I have no confidence that such an experiment will ever be conducted, however. We have seen too many generations of fisheries management, where commercial harvest is so far ahead of ecological health (or sport fishing) in determining policy that those issues essentially carry no weight, for me to believe that will ever change. Even ESA status for our Puget Sound salmon and steelhead stocks has not led to substantive changes in that regard. It is the nuclear fission management strategy; with each half-life decrease in stocks we keep reducing our harvest at a rate that guarantees a continued "managed" decline.

Dick
 

James Mello

Inventor of the "closed eye conjecture"
#88
thanks for your insights mr mello. if the work you mentioned is available on-line, please post a link i would be interested in reading as out here we really don't have access to any university library.

extinction is a harse word. but that is exactly the reason why the fish are not present on the canal. habitat in tact, no fish. someone actually caught that last wild fish. combine that with taking the fish population below sustainability, and there you have it what we all can clearly see today, extinct runs of anadramous fishes.

with the current harvest methodologies and quotas, extinction is coming to your own favorite eco system, take it to the bank, and it will happen very suddenly and it's over at that point. shuffling your feet waiting for someone like CCA to 'lobby' there way into saving fish is a total joke.
Lemme see what I can dig up, but it's copyrighted material so I don't think I can just fotocopy and post... The book I read was in the Tacoma Public Library, so I'm hoping that you can find yours in a local library too. In all seriousness, this book completely changed the way I viewed fisheries, my impact, and the impacts of industry...

Here's the title:

The Behavior and Ecology of Pacific Salmon and Trout Thomas Quinn
ISBN: 9780295984575
 

Bob Triggs

Stop Killing Wild Steelhead!
#89
Lemme see what I can dig up, but it's copyrighted material so I don't think I can just fotocopy and post... The book I read was in the Tacoma Public Library, so I'm hoping that you can find yours in a local library too.

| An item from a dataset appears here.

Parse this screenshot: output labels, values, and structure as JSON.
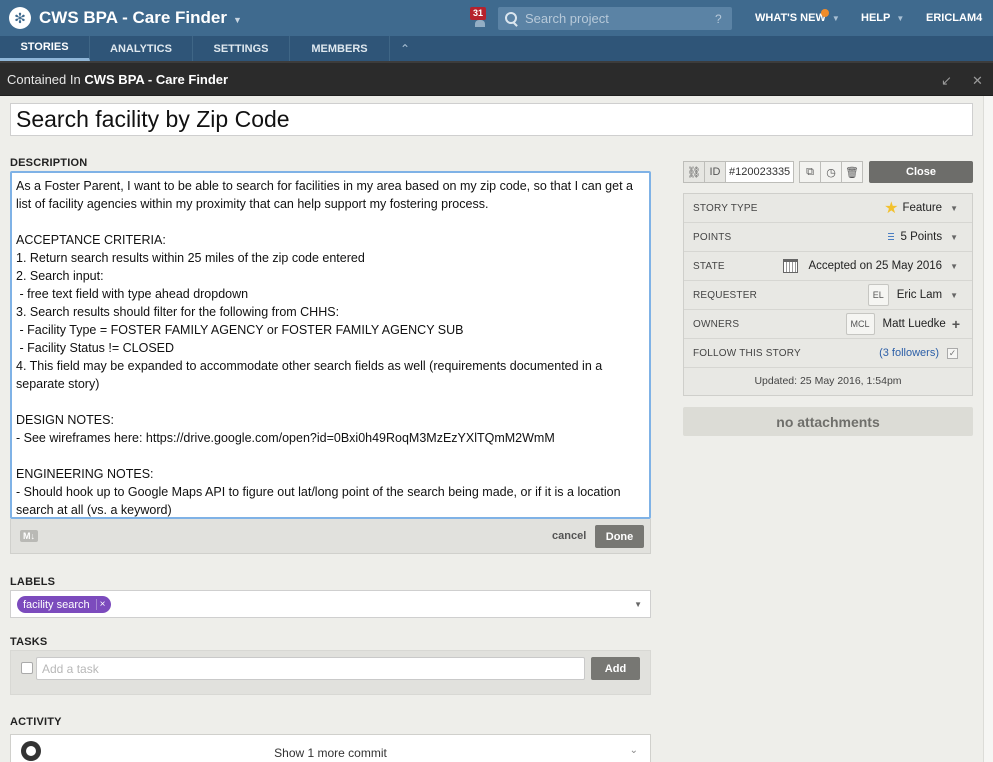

In all seriousness, this book completely changed the way I viewed fisheries, my impact, and the impacts of industry...

Here's the title:

The Behavior and Ecology of Pacific Salmon and Trout Thomas Quinn
ISBN: 9780295984575
Without a doubt this is one of the most contemporary and seminal works on the state of thes fish to date. iagree
 

gt

Active Member
#90
thanks, as soon as the library finishes their remodel and reopens, i'll go down and search it out.

river mouth netting??????

how about river mouth fish traps from which: a) an accurate count of allowable quota can be obtained and b) from which unclipped fish can be released unharmed and untouched.

nets kill everything, no matter where they are set.